Similar divisions occur on environmental matters (save water and energy, but don't raise prices) and public safety (we need more cops, but not more spending).

A Few Open Questions

I haven't singled out – yet – any particular candidates, because I'm identifying larger themes here and it's still relatively early; most of the campaigns are only now beginning to get going or getting very public. But it's worth raising some questions now for voters listening to these campaigns as they develop.

For example:

• Demanding "affordability" without defining it, or explaining how Council and the city should work toward same, is hardly more useful than repeating, "The rent is too damn high."

• If rail is an expensive "boondoggle" and "All We Need Is Roads" – do you intend to build the roads for free, and where do you propose to put them, in a built-out city?

• If we require "hundreds" more police officers, no matter what the cost – a similar question: How do you propose to pay for them, while simultaneously cutting property taxes, which are too damn high?

• And so on: If you object to central city development, as disrupting historical neighborhoods and eliminating single-family residences, and also denounce sprawl development as environmentally destructive (and amplifying traffic congestion) – where do you propose that people moving to Austin in great numbers (as they have always done, for more than 100 years) should live, and at what cost?

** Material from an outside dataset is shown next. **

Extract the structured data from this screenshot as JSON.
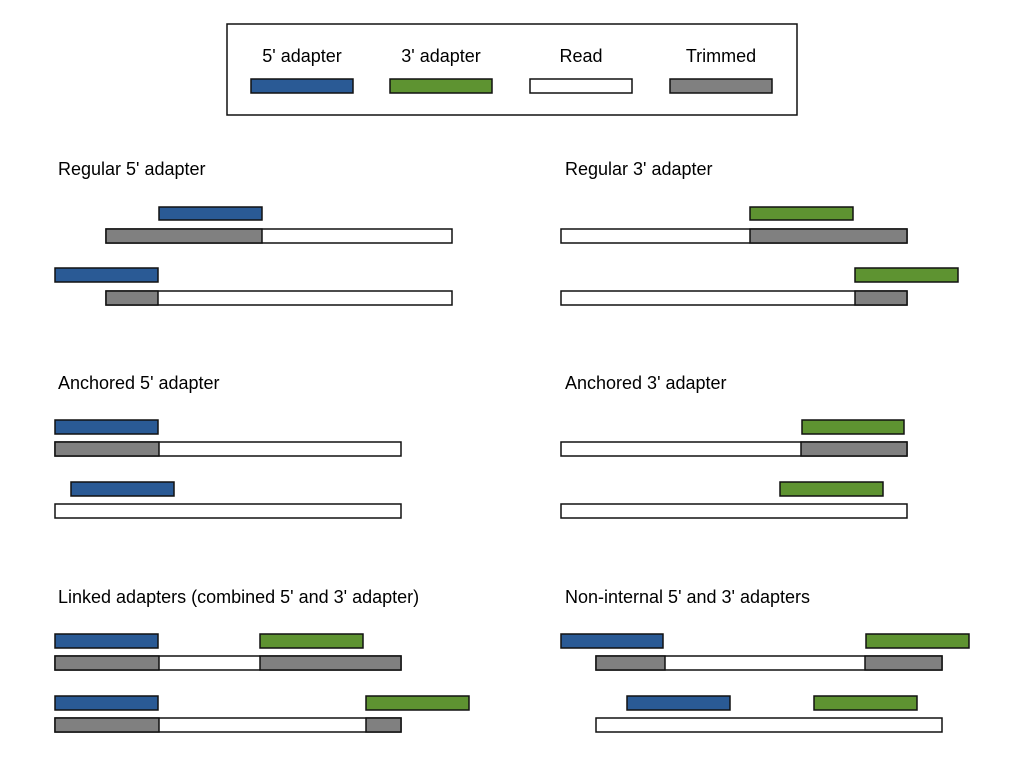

I don't claim to have easy answers to these questions, or to many more that will be facing those 71 (or more) candidates – and more importantly, facing the 11 council members who will ascend the new (larger) dais in January. Indeed, I'm simply pointing out that the answers aren't easy – as I suspect many fledgling candidates, who entered declaring variations of "Throw the bums out," are now personally learning on the campaign trail. And if they aren't finding that out ... they probably shouldn't be candidates at all.